Of course, those players have their own considerable flaws to deal with. Jackson outlined some of those flaws in an ESPN.com interview with his longtime friend, author Charley Rosen, breaking down every single face -- old and new -- on Fisher's roster. If it was an entertaining and insightful read, it did little to disabuse anyone of the notion that Jackson is the de-facto coach of this team.

"In terms of Phil's presence," Fisher said Thursday, "it doesn't limit me in any way in terms of me being confident in who I am, in trusting that [Jackson] made the right decision...and that I am here for a reason. I am confident in that. And I'll get better as I go along, but I don't view it as more challenging to have someone like Phil around.

"I won't necessarily see myself as Phil's guy. I'm the team's guy. Phil is the president of the team, so our relationship will be what it is in terms of president and head coach. In terms of whether people see me as Phil's guy or my own guy, I won't spend a lot of time on it."

Fisher has consistently cited Jackson as the reason he took the job in the first place, and as an invaluable asset in the education of a rookie coach.
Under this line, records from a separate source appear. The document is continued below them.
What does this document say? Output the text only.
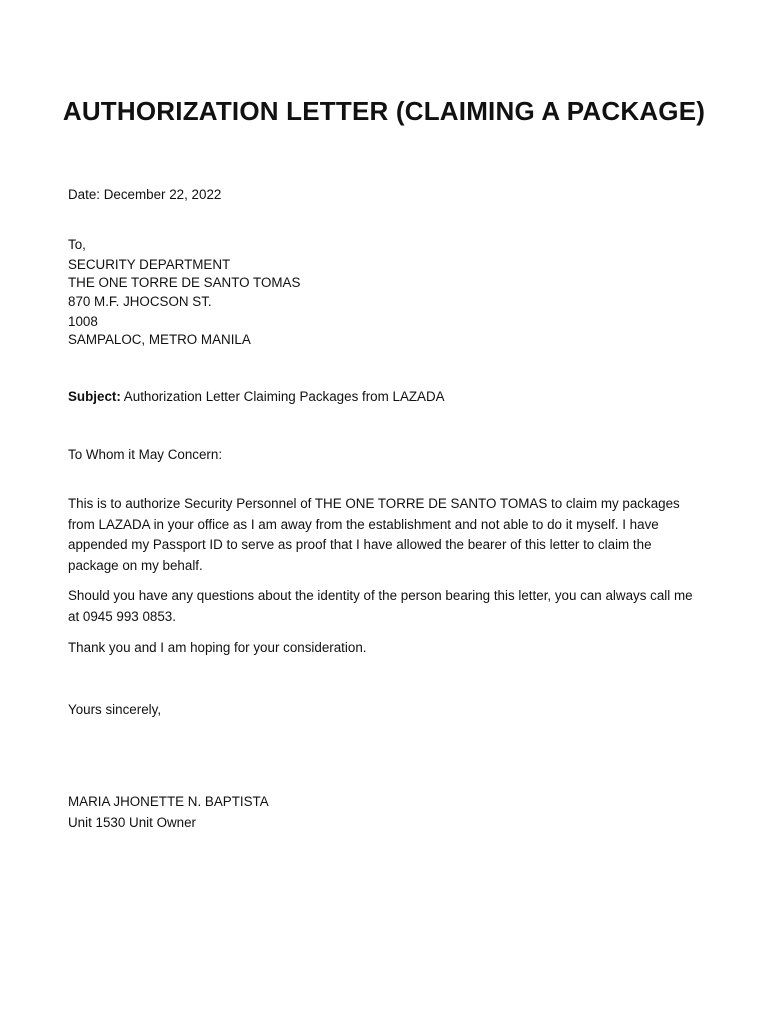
AUTHORIZATION LETTER (CLAIMING A PACKAGE)

Date: December 22, 2022

To,

SECURITY DEPARTMENT

THE ONE TORRE DE SANTO TOMAS

870 M.F. JHOCSON ST.

1008

SAMPALOC, METRO MANILA

Subject: Authorization Letter Claiming Packages from LAZADA

To Whom it May Concern:

This is to authorize Security Personnel of THE ONE TORRE DE SANTO TOMAS to claim my packages from LAZADA in your office as I am away from the establishment and not able to do it myself. I have appended my Passport ID to serve as proof that I have allowed the bearer of this letter to claim the package on my behalf.

Should you have any questions about the identity of the person bearing this letter, you can always call me at 0945 993 0853.

Thank you and I am hoping for your consideration.

Yours sincerely,

MARIA JHONETTE N. BAPTISTA

Unit 1530 Unit Owner
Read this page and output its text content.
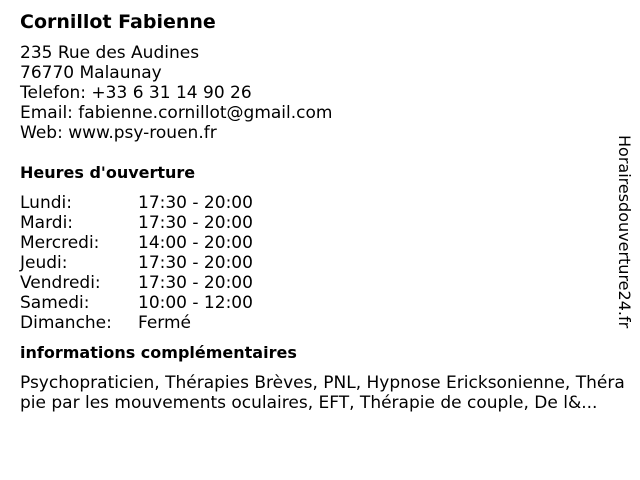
Cornillot Fabienne
235 Rue des Audines
76770 Malaunay
Telefon: +33 6 31 14 90 26
Email: fabienne.cornillot@gmail.com
Web: www.psy-rouen.fr
Heures d'ouverture
Lundi:	17:30 - 20:00
Mardi:	17:30 - 20:00
Mercredi:	14:00 - 20:00
Jeudi:	17:30 - 20:00
Vendredi:	17:30 - 20:00
Samedi:	10:00 - 12:00
Dimanche:	Fermé
informations complémentaires
Psychopraticien, Thérapies Brèves, PNL, Hypnose Ericksonienne, Thérapie par les mouvements oculaires, EFT, Thérapie de couple, De l&...
Horairesdouverture24.fr
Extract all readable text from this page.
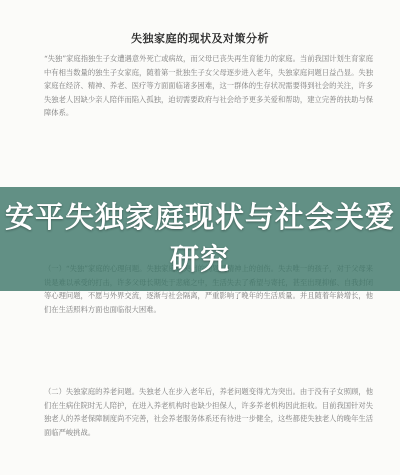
失独家庭的现状及对策分析

“失独”家庭指独生子女遭遇意外死亡或病故，而父母已丧失再生育能力的家庭。当前我国计划生育家庭中有相当数量的独生子女家庭，随着第一批独生子女父母逐步进入老年，失独家庭问题日益凸显。失独家庭在经济、精神、养老、医疗等方面面临诸多困难，这一群体的生存状况需要得到社会的关注，许多失独老人因缺少亲人陪伴而陷入孤独，迫切需要政府与社会给予更多关爱和帮助，建立完善的扶助与保障体系。

等心理问题，不愿与外界交流，逐渐与社会隔离，严重影响了晚年的生活质量。并且随着年龄增长，他们在生活照料方面也面临很大困难。

（二）失独家庭的养老问题。失独老人在步入老年后，养老问题变得尤为突出。由于没有子女照顾，他们在生病住院时无人陪护，在进入养老机构时也缺少担保人，许多养老机构因此拒收。目前我国针对失独老人的养老保障制度尚不完善，社会养老服务体系还有待进一步健全，这些都使失独老人的晚年生活面临严峻挑战。

安平失独家庭现状与社会关爱研究
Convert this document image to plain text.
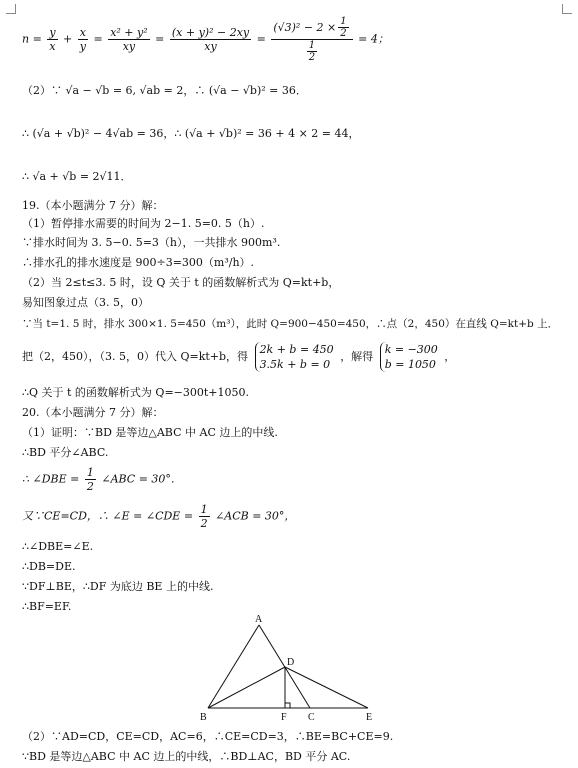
$n = \frac{y}{x} + \frac{x}{y} = \frac{\text{x² + y²}}{xy} = \frac{\text{(x + y)² − 2xy}}{xy} = \frac{(√3)^2 - 2 \times \frac{1}{2}}{\frac{1}{2}} = 4$；
（2）∵ √a − √b = 6, √ab = 2，∴ (√a − √b)² = 36．
∴ (√a + √b)² − 4√ab = 36，∴ (√a + √b)² = 36 + 4 × 2 = 44，
∴ √a + √b = 2√11．
19.（本小题满分 7 分）解：
（1）暂停排水需要的时间为 2−1. 5=0. 5（h）.
∵排水时间为 3. 5−0. 5=3（h），一共排水 900m³.
∴排水孔的排水速度是 900÷3=300（m³/h）.
（2）当 2≤t≤3. 5 时，设 Q 关于 t 的函数解析式为 Q=kt+b，
易知图象过点（3. 5，0）
∵当 t=1. 5 时，排水 300×1. 5=450（m³），此时 Q=900−450=450，∴点（2，450）在直线 Q=kt+b 上．
把（2，450），（3. 5，0）代入 Q=kt+b，得
2k + b = 450
3.5k + b = 0
，解得
k = −300
b = 1050
，
∴Q 关于 t 的函数解析式为 Q=−300t+1050.
20.（本小题满分 7 分）解：
（1）证明：∵BD 是等边△ABC 中 AC 边上的中线.
∴BD 平分∠ABC.
∴ ∠DBE = $\frac{1}{2}$ ∠ABC = 30°．
又∵CE=CD，∴ ∠E = ∠CDE = $\frac{1}{2}$ ∠ACB = 30°，
∴∠DBE=∠E.
∴DB=DE.
∵DF⊥BE，∴DF 为底边 BE 上的中线.
∴BF=EF.
A
B	C
D
E
F
（2）∵AD=CD，CE=CD，AC=6，∴CE=CD=3，∴BE=BC+CE=9.
∵BD 是等边△ABC 中 AC 边上的中线，∴BD⊥AC，BD 平分 AC.
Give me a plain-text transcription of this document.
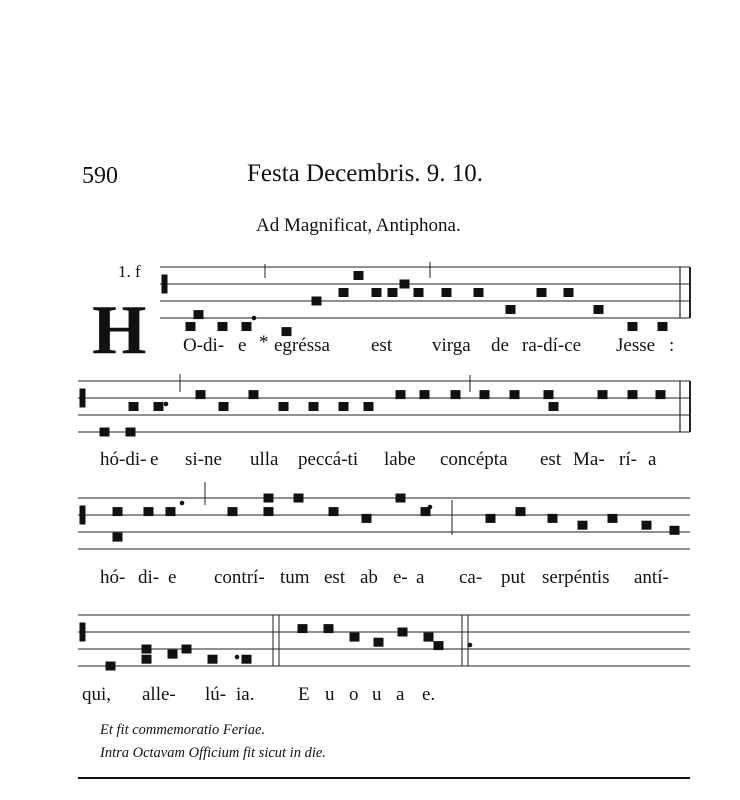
590	Festa Decembris. 9. 10.
Ad Magnificat, Antiphona.
1. f
H O-di- e * egréssa est virga de ra-dí-ce Jesse :
hó-di- e si-ne ulla peccá-ti labe concépta est Ma- rí- a
hó- di- e contrí- tum est ab e- a ca- put serpéntis antí-
qui, alle- lú- ia. E u o u a e.
Et fit commemoratio Feriae.
Intra Octavam Officium fit sicut in die.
They talk every day, and though many feared he'd treat this gig as a high-paying nuisance between beachfront strolls with Jeanie out west, Jackson has been a regular at Knicks practices.

He's been seen doing a little advising here and there, but by Fisher's and Jackson's accounts, the team president has resisted the urge to blow a whistle or stop a drill.

That's OK. Jackson has his familiar loyalists, Kurt Rambis and Jim Cleamons, out there to help Fisher run practice the way he believes it should be run. But for the sake of protecting his long-term coaching prospects, and of improving a team in need of who's-the-boss clarity, Fisher has to find a way to make the Knicks his own.

Given that he works under the greatest NBA coach of all time, that will be tougher than telling Anthony to pass the ball.